The word reserved by the Lugandan community for the deaf. It crudely translates to stupid or unteachable in English. Many people have become so used to using this word for the deaf that they forget the people’s actual names.
What is it like to be a deaf child in Uganda? In most cases, you will be seen as mentally retarded, kasiru, and an unnecessary burden on the family, especially if you’re born into poverty. If your parents don’t simply abandon you at birth, you will likely live at home in neglect and abuse. In a country with an average family size of ten, you are the last priority. You’ll receive the least resources and work the most menial jobs. Educating you will seem like a waste of money, so you won’t go to school. You don’t learn to write or read, so you will have no means to express yourself. Your attempts to communicate through shouts and gestures will be misunderstood.

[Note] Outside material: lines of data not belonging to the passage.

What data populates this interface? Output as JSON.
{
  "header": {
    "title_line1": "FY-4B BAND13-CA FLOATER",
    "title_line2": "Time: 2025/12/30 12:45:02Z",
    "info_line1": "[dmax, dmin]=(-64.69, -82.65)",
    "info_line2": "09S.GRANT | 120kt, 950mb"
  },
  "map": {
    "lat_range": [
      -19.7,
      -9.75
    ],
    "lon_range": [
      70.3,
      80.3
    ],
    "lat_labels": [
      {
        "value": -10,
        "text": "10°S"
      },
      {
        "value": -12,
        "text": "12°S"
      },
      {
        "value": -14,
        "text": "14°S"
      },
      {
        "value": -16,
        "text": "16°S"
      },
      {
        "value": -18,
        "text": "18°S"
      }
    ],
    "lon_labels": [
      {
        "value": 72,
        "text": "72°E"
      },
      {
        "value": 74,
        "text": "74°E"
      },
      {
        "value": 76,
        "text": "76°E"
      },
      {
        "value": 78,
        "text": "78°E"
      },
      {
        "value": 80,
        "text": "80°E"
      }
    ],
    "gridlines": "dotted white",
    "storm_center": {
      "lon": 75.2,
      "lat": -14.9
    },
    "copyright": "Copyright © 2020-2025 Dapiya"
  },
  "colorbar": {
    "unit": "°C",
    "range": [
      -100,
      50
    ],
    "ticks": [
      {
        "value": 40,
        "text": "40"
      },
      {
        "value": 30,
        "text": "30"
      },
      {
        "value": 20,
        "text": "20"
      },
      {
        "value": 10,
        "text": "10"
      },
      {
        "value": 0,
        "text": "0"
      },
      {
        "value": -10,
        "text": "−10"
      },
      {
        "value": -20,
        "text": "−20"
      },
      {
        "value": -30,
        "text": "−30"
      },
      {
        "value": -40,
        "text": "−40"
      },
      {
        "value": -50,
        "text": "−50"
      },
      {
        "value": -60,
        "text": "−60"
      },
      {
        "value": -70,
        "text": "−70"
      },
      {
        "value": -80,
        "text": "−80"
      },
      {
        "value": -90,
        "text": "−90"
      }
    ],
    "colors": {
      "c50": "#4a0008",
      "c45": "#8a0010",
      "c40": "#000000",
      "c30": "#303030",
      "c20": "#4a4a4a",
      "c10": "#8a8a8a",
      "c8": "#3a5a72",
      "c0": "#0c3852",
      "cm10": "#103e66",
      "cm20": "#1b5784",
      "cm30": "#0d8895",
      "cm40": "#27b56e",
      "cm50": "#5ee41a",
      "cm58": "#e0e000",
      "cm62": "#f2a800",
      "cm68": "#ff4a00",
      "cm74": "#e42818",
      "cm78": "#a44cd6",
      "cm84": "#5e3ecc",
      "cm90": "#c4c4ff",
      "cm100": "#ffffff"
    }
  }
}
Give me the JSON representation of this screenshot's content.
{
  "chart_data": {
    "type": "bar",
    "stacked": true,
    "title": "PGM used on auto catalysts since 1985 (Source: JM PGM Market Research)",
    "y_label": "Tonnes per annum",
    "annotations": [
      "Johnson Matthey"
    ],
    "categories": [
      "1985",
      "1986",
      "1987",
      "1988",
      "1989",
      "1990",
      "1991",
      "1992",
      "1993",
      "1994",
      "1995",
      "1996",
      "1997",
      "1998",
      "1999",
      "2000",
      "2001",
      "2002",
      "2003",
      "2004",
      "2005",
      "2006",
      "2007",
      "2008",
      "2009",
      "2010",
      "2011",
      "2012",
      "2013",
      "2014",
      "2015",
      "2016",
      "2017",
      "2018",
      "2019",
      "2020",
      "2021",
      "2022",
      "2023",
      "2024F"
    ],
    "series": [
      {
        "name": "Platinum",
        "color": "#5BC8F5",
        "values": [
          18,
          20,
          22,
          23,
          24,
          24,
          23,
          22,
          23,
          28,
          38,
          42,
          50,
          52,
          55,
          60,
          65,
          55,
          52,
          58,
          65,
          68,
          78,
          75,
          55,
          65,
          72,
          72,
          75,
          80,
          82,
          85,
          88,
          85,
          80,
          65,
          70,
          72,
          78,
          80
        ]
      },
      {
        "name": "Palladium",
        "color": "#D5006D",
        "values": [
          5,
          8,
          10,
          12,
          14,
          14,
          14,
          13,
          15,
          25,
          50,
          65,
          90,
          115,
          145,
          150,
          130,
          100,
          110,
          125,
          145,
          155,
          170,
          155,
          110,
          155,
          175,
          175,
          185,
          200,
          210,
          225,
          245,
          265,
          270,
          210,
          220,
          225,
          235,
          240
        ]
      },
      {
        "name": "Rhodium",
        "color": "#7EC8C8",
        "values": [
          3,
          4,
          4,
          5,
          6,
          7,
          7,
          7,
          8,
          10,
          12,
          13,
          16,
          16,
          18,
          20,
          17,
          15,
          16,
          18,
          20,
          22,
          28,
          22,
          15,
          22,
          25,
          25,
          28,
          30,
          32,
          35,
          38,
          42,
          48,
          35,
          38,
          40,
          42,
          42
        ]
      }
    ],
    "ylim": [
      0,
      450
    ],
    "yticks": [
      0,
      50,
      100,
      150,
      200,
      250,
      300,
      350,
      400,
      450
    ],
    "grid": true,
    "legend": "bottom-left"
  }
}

People will ignore, fear, ridicule, or harm you. If you’re beaten or raped, if your things are stolen, there’s no way for you to testify. What would your quality of life be without an education, without being literate? Perhaps you can learn basic life skills and survive on the land, but you won’t be able to find a job or marry or be a part of the community. If you can skirt the dangers of being deaf, you may be able to live out your life in isolation on what little you can provide for yourself. Still, many deaf children don’t make it past the obstacles in early life to even get to this stage.
How can we improve this picture? Negative cultural values take a long time to change, and medical aid can be difficult to access. There will always be deaf children in poor families, but they shouldn’t be made into illiterate pariahs. Education can break the silence and set the children on the path to self-sufficiency.